Luc Chessex, La Havane, Cuba, 1963 © Luc Chessex/Collection Musée de l’Elysée
Luc Chessex à Cuba
Introduction du livre CCCC par Daniel Girardin
En juin 1961, Luc Chessex (1936) décide de prendre en main son destin et s’installe à La Havane. Jeune diplômé de l’Ecole de pho tographie de Vevey, habité par l’idée de transformer le monde en le rendant plus juste, il émigre à Cuba pour vivre la révolution castriste et témoigner de cette expérience par l’image. Il veut mettre en adéquation sa vie professionnelle et ses idées, relier la forme et le fond.
La forme, c’est la photographie qu’il veut rendre vivante, intelligente, originale. L’enseignement reçu à Vevey, trop technique à son goût, ne correspond guère à l’idée créative et culturelle qu’il s’en fait, lui qui a compris le formidable potentiel artistique et politique. Le fond, c’est sa vie, à laquelle il veut donner un sens, ce qui le pousse à quitter un pays qu’il estime alors « gris et ennuyeux » pour vivre une expérience existentielle et politique en laquelle il place beaucoup d’espoirs. Pour reprendre le titre situationniste de l’un de ses livres, il refuse « un monde où la garantie de ne pas mourir de faim s’échange contre le risque de mourir d’ennui ».

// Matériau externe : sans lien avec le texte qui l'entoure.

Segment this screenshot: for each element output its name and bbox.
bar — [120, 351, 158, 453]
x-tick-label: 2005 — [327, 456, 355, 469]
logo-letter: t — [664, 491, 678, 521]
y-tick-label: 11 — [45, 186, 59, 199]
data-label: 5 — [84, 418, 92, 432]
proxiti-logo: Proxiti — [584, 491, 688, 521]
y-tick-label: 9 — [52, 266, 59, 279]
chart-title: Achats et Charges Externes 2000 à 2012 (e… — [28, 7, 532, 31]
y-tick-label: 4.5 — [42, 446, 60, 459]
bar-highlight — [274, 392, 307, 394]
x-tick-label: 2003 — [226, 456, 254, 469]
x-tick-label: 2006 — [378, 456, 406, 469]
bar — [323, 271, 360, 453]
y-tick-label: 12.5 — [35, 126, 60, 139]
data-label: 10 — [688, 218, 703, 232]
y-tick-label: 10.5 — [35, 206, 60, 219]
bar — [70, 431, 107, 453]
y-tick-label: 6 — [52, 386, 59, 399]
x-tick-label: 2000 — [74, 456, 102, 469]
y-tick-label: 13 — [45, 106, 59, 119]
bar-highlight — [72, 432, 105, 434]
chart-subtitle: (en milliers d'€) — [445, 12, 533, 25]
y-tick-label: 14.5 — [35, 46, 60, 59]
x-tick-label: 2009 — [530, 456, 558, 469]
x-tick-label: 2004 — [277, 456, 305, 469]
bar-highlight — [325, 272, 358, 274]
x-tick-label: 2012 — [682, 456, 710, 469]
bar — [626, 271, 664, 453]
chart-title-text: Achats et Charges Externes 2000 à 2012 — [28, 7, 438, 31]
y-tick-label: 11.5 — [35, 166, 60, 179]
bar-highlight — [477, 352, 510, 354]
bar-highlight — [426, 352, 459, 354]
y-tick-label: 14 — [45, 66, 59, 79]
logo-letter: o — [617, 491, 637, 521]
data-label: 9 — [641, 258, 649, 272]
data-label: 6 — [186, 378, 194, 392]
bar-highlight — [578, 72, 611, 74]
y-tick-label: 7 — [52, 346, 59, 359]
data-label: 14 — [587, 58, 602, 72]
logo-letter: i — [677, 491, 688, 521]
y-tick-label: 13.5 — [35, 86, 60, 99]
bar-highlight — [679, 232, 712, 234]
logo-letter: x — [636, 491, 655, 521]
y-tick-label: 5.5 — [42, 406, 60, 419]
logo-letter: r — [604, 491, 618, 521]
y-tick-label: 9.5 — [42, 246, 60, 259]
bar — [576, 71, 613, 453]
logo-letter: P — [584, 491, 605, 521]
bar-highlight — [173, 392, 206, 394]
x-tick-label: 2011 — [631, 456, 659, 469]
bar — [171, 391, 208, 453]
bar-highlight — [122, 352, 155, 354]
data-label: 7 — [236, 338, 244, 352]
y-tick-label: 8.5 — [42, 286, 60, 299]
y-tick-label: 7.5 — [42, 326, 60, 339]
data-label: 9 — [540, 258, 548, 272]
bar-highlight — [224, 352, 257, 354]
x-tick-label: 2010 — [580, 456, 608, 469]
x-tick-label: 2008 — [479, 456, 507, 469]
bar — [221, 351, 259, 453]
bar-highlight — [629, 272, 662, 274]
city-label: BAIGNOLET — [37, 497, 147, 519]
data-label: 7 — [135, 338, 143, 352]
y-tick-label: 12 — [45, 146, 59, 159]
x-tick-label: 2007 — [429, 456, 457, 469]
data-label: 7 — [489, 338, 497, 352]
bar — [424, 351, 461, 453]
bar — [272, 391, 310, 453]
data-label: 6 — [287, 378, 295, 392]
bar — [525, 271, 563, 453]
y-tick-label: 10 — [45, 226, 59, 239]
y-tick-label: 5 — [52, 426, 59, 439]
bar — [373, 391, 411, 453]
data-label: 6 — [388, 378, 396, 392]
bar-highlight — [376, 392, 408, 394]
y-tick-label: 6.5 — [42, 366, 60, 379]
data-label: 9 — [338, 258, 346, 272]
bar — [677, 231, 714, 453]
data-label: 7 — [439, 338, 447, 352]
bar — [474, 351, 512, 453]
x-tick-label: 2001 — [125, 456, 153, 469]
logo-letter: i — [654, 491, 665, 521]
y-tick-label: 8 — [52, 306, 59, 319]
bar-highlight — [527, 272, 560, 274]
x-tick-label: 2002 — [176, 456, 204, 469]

Parti un an pour y développer un projet personnel, Chessex restera en définitive quatorze années à La Havane, avant d’en être expulsé pour des raisons qui restent peu claires, sans doute liées à l’influence soviétique sur Cuba, île étranglée par le boycott américain. Chessex a été un témoin et un compagnon de route fidèle de la révolution cubaine, mais il est toujours resté libre et a gardé cet esprit critique qui lui avait fait quitter la Suisse pour découvrir le monde. C’est aussi la raison pour laquelle il est devenu un formidable photographe engagé qui n’est jamais tombé dans le piège facile de la propagande ou de la fabrication d’icônes. Pourtant, Fidel Castro, Che Guevara et de nombreux barbudos de la Sierra Madre, qu’il côtoyait, jouaient admirablement le jeu de l’image mythique. (...)
Débarqué à La Havane d’un cargo poussif, il trouve rapidement du travail. Il œuvre successivement comme photographe au Ministère de la culture, puis comme directeur artistique de la revue Cuba internacional, et devient enfin reporter itinérant de l’agence Prensa Latina. L’agence l’enverra plus tard en Amérique latine, car, porteur d’un passeport suisse, il obtient facilement des visas. Il fera notamment un long voyage en Bolivie sur les traces du Che, porté disparu en 1967. De ses nombreux reportages en Amérique latine il publiera, après son retour en Suisse, un livre saisissant, au graphisme affirmé et au titre évocateur : Quand il n’y a plus d’Eldorado.
Chessex rapporte aussi de ses voyages en Amérique latine un sujet étonnant, deux séries complémentaires intitulées Che et Coca. Che est alors un mythe en construction, présent partout en affiches et en dessins, nouvelle icône populaire qui symbolise à elle seule une certaine idée de la liberté et de la révolte. (...) Face au Che, trône partout la publicité pour Coca, boisson américaine et symbole de la puissance économique américaine. Les images du Che et de Coca se confrontent, se disputent ironiquement les espaces, et symboliquement rejouent le face-à-face qui existe depuis 1959 entre Cuba et les Etats-Unis.
En 1969, Chessex présente en Europe pour le Ministère de la culture une exposition sur la révolution cubaine, avec des photographies de Henri Cartier-Bresson, Marc Riboud, René Burri et Roger Pic, qu’il a connus à La Havane lors de leurs divers séjours et qui ont spontanément accepté de mettre leurs images à sa disposition. Jusqu’en 1968, date à laquelle Castro soutient officiellement l’intervention de l’Union soviétique en Tchécoslovaquie, Cuba reçoit la visite de nombreux intellectuels et artistes du monde entier, souvent fascinés par l’idée du nouveau monde qui semble alors s’y construire.